When Tragedy Struck: One Reporter Recalls Witnessing the Events of 9/11 While Embedded at TIFF

Shocked crowds of downtown Manhattanites observe the burning World Trade Center towers in New York City early September 11, 2001. Three hijacked planes crashed into major U.S. landmarks on the same day, destroying both of New York's twin towers and plunging the Pentagon in Washington into flames, in an unprecedented assault on key symbols of U.S. military and financial power.

Shocked crowds of downtown Manhattanites observe the burning World Trade Center towers in New York City early September 11, 2001. Photo: Andrew Lichtenstein/Corbis via Getty Images

On the morning of Sept. 11, 2001, I was driving to downtown Toronto, to start my day covering the Toronto International Film Festival.

First stop: an interview with Adrienne Shelly, an actress who would be murdered in her New York apartment five years later.

On the car radio, there was a news report of a “small plane” hitting one of the World Trade Centre towers. By the time I reached Shelly’s room, the plane had grown considerably and another building had been hit. The distraught actress was on the phone with her mother, who lived in Lower Manhattan.

We were going through the motions of an interview when the first tower fell. The interview was effectively over, and she phoned her mother again.

When the second tower fell, I was watching it on the TV in a Four Seasons hotel room with a shocked young Canadian actor named Ryan Gosling. Conducting a celebrity interview seemed meaningless at that moment.

It would be my last TIFF interview that day, as the festival went into shutdown and I went into reporter mode.

The musical Come From Away is the defining metaphor for our hosting Americans who were stranded in Canada as the U.S. became a “no fly” zone. But there were Come From Aways across Canada. This was one of them.

Thousands of people had flown to Toronto for one of the three biggest film festivals in the world. Actors and directors, press, publicists, studio executives, producers, investors. The majority had come from either Los Angeles or New York. The sold-out hotels in the city’s Yorkville district typically checked VIP guests in and out with machine-like efficiency. But that machine was broken, along with so many other things that day.

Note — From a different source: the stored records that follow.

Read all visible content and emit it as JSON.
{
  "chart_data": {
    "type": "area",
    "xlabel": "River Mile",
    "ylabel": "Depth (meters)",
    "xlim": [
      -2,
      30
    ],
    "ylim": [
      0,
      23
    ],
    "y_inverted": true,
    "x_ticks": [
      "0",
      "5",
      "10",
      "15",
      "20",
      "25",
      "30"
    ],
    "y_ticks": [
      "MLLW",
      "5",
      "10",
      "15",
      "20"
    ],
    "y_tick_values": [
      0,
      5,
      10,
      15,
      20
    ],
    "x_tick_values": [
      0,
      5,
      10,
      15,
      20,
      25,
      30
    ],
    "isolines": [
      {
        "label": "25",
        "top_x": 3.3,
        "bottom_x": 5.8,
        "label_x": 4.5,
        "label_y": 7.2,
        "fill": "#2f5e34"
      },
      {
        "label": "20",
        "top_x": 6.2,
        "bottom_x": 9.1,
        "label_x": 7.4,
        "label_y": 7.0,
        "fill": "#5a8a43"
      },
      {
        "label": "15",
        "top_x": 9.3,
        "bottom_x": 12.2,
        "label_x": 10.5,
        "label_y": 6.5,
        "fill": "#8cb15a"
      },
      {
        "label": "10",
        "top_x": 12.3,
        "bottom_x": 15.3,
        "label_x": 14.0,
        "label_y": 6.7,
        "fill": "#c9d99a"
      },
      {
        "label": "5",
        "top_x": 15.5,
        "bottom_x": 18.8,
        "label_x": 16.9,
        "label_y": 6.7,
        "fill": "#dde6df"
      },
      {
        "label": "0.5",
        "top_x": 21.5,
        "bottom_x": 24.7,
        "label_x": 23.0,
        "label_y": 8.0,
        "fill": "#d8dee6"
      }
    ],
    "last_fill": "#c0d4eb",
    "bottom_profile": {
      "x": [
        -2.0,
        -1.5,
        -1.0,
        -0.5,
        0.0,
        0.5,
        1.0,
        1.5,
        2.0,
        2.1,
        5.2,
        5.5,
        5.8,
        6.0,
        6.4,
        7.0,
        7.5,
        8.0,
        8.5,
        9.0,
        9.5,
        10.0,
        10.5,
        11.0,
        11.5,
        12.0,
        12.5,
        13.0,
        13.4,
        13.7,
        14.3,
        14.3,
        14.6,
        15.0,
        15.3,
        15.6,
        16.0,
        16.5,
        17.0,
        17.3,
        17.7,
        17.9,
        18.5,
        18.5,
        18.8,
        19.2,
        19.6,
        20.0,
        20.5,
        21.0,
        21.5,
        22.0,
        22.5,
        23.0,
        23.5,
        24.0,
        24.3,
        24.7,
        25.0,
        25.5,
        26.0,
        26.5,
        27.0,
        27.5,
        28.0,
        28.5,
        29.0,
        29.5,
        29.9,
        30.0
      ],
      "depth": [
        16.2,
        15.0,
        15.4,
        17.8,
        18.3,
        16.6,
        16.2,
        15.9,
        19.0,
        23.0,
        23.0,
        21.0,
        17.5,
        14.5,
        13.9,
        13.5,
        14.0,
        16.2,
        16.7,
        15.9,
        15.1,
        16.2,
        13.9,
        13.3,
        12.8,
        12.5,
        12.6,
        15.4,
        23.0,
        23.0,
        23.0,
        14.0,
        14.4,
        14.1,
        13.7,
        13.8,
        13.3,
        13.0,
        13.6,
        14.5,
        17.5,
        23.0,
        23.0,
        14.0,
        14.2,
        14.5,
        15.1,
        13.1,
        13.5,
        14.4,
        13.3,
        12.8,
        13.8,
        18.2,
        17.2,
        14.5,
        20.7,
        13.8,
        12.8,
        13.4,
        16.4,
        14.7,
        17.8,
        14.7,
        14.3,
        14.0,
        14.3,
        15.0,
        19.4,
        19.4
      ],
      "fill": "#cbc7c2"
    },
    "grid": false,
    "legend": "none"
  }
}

People crowded into TIFF’s onsite office, waiting for word of… well, anything really. Word got out that that three of the planes had been bound for Los Angeles. Denizens of both coasts had reason to worry.

As for where they’d sleep that night, the four-star hotels did their bit for the suit-wearing visitors. The president of the Four Seasons announced that all current guests could stay indefinitely (an easy accommodation to make, considering that the next round of guests was doubtful).

(In an odd reverse turn of events, New York was hosting Fashion Week when the 9/11 attacks occurred. Media outlets that were frustrated in attempts to send reporters into the city discovered that they did indeed have journalists on the scene, fashion writers. Legendary style maven Jeanne Beker filed reports to my paper that week).

As for the festival, when it started up again the next day, it was with a sense of decency and perspective. There would be movies, but no red carpets, no celebrity press conferences, no parties.

Which was as it should be. A mass-killing tends to make our billion-dollar pop culture diversions look tragically absurd. The satirical newspaper The Onion ran a headline later that read, “A shattered nation longs to care about stupid bullsh—again.”

An example of what passed for “news” pre-9/11: I’d written a front page story two days before — an interview with a woman who’d been given mouth-to-mouth resuscitation by Matthew McConaughey after she fainted at his premiere.

Still, “entertainment folk” sometimes have trouble shaking old habits. One party-planner phoned our office that day and asked one of our writers for advice on whether she should continue on with that night’s celebrity party. Sure! Let’s celebrate!

But perhaps the most surreal moment came near the end of the day, nearing the time I was scheduled to interview Anne Heche, the actress and sometime girlfriend of Ellen DeGeneres. Heche was promoting a book about her mental health issues and delusions that came to a boil during the time she was with Ellen.

A phone-call came from the publicist. “Let me guess. You’re calling to tell me the interview is cancelled,” I said. No, Heche was waiting for me.

I was flabbergasted to discover Heche had flown out of Boston’s Logan airport that very morning, the same airport from which two of the hijacked planes took off.

There was a flatness to the interview, perhaps because of meds she’d been taking. She was aware of what had happened, but the gravity of it clearly eluded her. “But back to my book…”

The Onion headline clearly described a short-lived state of mass awareness. Paris Hilton and the Kardashians would cure us of it. President Bush advised people to go out and shop, otherwise the terrorists would win.

I suspected at the time that I wasn’t just witnessing a monumental tragedy. I was looking at the beginning of one. In hindsight, Afghanistan, Iraq, Syria, a refugee crisis that is bringing out the worst in our politics and society, all can be traced back to that day. Meanwhile, back at home, cable, online channels, YouTube podcasts, smartphones, social media and video games became the new, improved shiny distractions in our lives.

Post 9/11, I continued on as an entertainment writer and reporter. But I never took it as seriously again.